Poiché l’appartenenza alla nazione è assunta come fattore unico e indiscutibile d’integrazione, la politica come strumento di partecipazione e mediazione perde la sua funzione. Il Parlamento diventa un’aula ‘sorda e grigia’. Al suo posto si afferma il capo – il duce – che, incarnando lo ‘spirito’ della nazione, ne persegue, con lungimiranza e forza, gli interessi. L’idea ‘mite’ di nazione, elaborata in epoca risorgimentale, si trasforma in strumento d’imperialismo verso l’esterno e oppressione interna.
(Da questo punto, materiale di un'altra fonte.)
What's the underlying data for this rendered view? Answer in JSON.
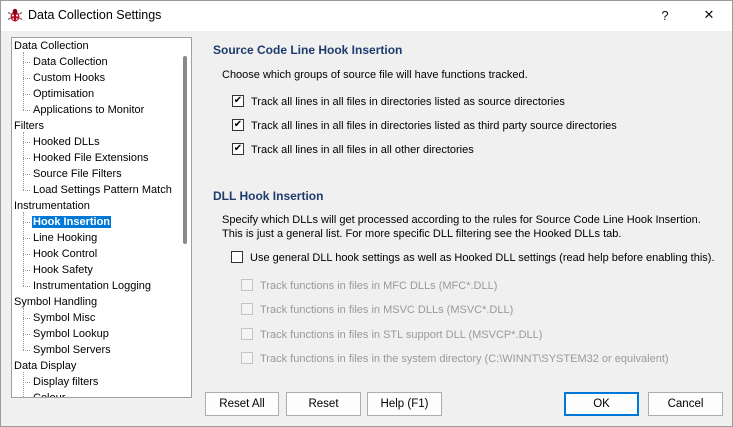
{
  "window": {
    "title": "Data Collection Settings",
    "help_glyph": "?",
    "close_glyph": "✕"
  },
  "tree": {
    "items": [
      {
        "label": "Data Collection",
        "level": 0
      },
      {
        "label": "Data Collection",
        "level": 1
      },
      {
        "label": "Custom Hooks",
        "level": 1
      },
      {
        "label": "Optimisation",
        "level": 1
      },
      {
        "label": "Applications to Monitor",
        "level": 1
      },
      {
        "label": "Filters",
        "level": 0
      },
      {
        "label": "Hooked DLLs",
        "level": 1
      },
      {
        "label": "Hooked File Extensions",
        "level": 1
      },
      {
        "label": "Source File Filters",
        "level": 1
      },
      {
        "label": "Load Settings Pattern Match",
        "level": 1
      },
      {
        "label": "Instrumentation",
        "level": 0
      },
      {
        "label": "Hook Insertion",
        "level": 1,
        "selected": true
      },
      {
        "label": "Line Hooking",
        "level": 1
      },
      {
        "label": "Hook Control",
        "level": 1
      },
      {
        "label": "Hook Safety",
        "level": 1
      },
      {
        "label": "Instrumentation Logging",
        "level": 1
      },
      {
        "label": "Symbol Handling",
        "level": 0
      },
      {
        "label": "Symbol Misc",
        "level": 1
      },
      {
        "label": "Symbol Lookup",
        "level": 1
      },
      {
        "label": "Symbol Servers",
        "level": 1
      },
      {
        "label": "Data Display",
        "level": 0
      },
      {
        "label": "Display filters",
        "level": 1
      },
      {
        "label": "Colour",
        "level": 1
      }
    ]
  },
  "source_section": {
    "title": "Source Code Line Hook Insertion",
    "description": "Choose which groups of source file will have functions tracked.",
    "options": [
      {
        "label": "Track all lines in all files in directories listed as source directories",
        "checked": true
      },
      {
        "label": "Track all lines in all files in directories listed as third party source directories",
        "checked": true
      },
      {
        "label": "Track all lines in all files in all other directories",
        "checked": true
      }
    ]
  },
  "dll_section": {
    "title": "DLL Hook Insertion",
    "description_line1": "Specify which DLLs will get processed according to the rules for Source Code Line Hook Insertion.",
    "description_line2": "This is just a general list. For more specific DLL filtering see the Hooked DLLs tab.",
    "general_option": {
      "label": "Use general DLL hook settings as well as Hooked DLL settings (read help before enabling this).",
      "checked": false
    },
    "sub_options": [
      {
        "label": "Track functions in files in MFC DLLs (MFC*.DLL)",
        "checked": false,
        "enabled": false
      },
      {
        "label": "Track functions in files in MSVC DLLs (MSVC*.DLL)",
        "checked": false,
        "enabled": false
      },
      {
        "label": "Track functions in files in STL support DLL (MSVCP*.DLL)",
        "checked": false,
        "enabled": false
      },
      {
        "label": "Track functions in files in the system directory (C:\\WINNT\\SYSTEM32 or equivalent)",
        "checked": false,
        "enabled": false
      }
    ]
  },
  "buttons": {
    "reset_all": "Reset All",
    "reset": "Reset",
    "help": "Help (F1)",
    "ok": "OK",
    "cancel": "Cancel"
  },
  "colors": {
    "section_title": "#1e3b6e",
    "selection": "#0078d7"
  }
}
L'allarme: visioni distorte, disumane e antidemocratiche

Tra i lasciti negativi del fascismo all’Italia c’è anche questo: aver distorto e piegato per fini oppressivi l’idea di nazione, edificando solide e giustificate basi per la sua esclusione dal pensiero politico postbellico. E il fatto che questa distorsione – questa uguaglianza di fatto tra idea di nazione, nazionalismo, imperialismo e oppressione - sia entrata a far parte dell’armamentario ideologico dei gruppi neofascisti formatisi negli anni successivi alla fine della guerra, ha ulteriormente accentuato quest’impraticabilità. Nei cinquantaquattro articoli che compongono la prima parte della Costituzione repubblicana il termine nazione è impiegato due sole volte: nell’articolo nove, con riferimento alla tutela del patrimonio storico e artistico, e nell’undicesimo, dove si sancisce il ripudio della guerra per la soluzione delle controversie internazionali.

Ciò nonostante, l’idea di nazione sembra vivere oggi nel nostro paese una seconda fase di giovinezza. Quanto questa idea discenda da quella ‘mite’ di carattere risorgimentale o da quella aggressiva e oppressiva propria dal fascismo, è difficile a dirsi. Il fatto che essa si richiami spesso, apertamente o indirettamente, a un’appartenenza di carattere etnico, al ‘sangue’ – e che tenda a scaricare strumentalmente sull’altro, sullo straniero, le cause delle grandi difficoltà che la nostra comunità nazionale sta vivendo – non permette di formulare previsioni rassicuranti.